I am so guilty of measuring my worth by my pants size, or by my age. But, I have a daughter now. And it's my job to teach her what is true- not what I WANT TO BELIEVE IS TRUE. You know what I mean. I mean all of those women out there with flowery rhetoric about the beauty of stretch marks, the silvering of age, the widening of womanhood. Oh shut up. Stretch marks are ugly. Gray doesn't look good on everyone. I am not the only one mourning the loss of my size 6-or 8, for that matter- jeans. Stop lying about how it looks- as it only pushes our girls further and further toward the unsavory social claims of self-worthy being measured by beauty. Stop it- and start talking about what it MEANS.
I will tell my daughter that the stretch marks I bear on my stomach, across my hips and thighs are not pretty- they are not supposed to be. They represent the struggle in the part of her story in being born. It doesn't make me feel empowered when I look at them. They don't make me feel beautiful. It's deeper than that. They remind me what it took to get you here. When you are being terribly behaved, uncooperative, abrasive, mean- I look at them and remember the suffering it took to get you here. I look and remember. I remember the pain, the aching, the fear. I remember what it was all worth. I look at the scars and I am reminded of how we met one another. Both of us, unable to really see the other, but we knew we belonged to each other. My stretch marks aren't beautiful, they are bigger than that. Because I can see them and know I would do it all again. For you.
I will tell my daughter that her life is only over when God says it is. Not a graying hair or a bigger pants size are adequate indicators. I will tell her what a joy it is to grow older- to be 30.

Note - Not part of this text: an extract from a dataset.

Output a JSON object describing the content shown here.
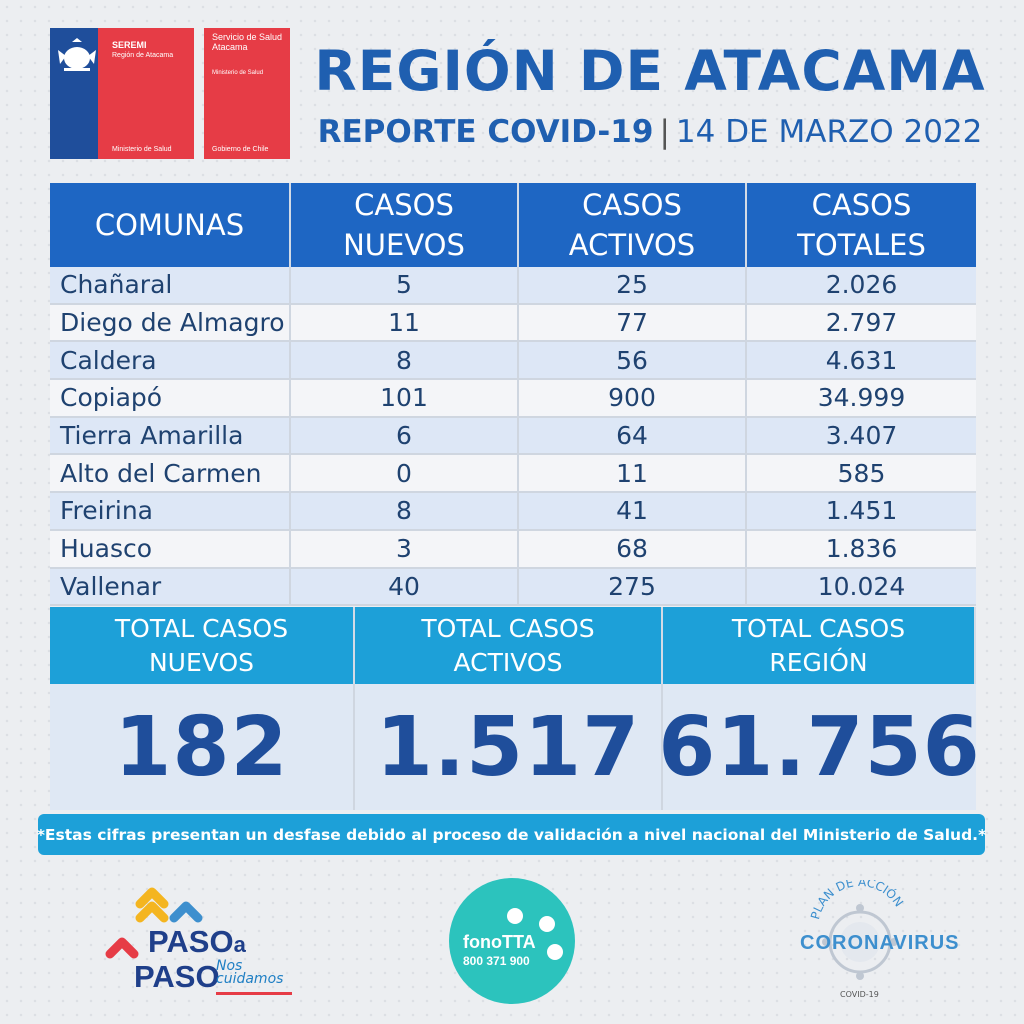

At 30, I have loved my husband for half of my life. I have written and sang and I have taught, and have been taught. I have maintained friendships and have made and continue to make new ones. At 30, I know what I want. What I want to eat, to wear, to say, or not to say. I know where I stand politically, ethically, spiritually. I know that God exists because I have seen Him work, and if God exists, and I know how ugly my sin can be, I know that he must have had a son whom he let die in my place. It's the only thing that makes sense to me. At 30, I know I am beautiful to my husband. I know because he is faithful in never missing a day in telling me. I know how to articulate my feelings, how to withhold and how to express. I am still taking risks- applying to graduate programs that I didn't get in to, flying to Paris with her Father.
At 30, my life is just beginning. with scars, and gray hair and bigger jeans. Who knew you could begin in such a way, when everyone is saying the opposite ?
Who will ever know unless we tell them?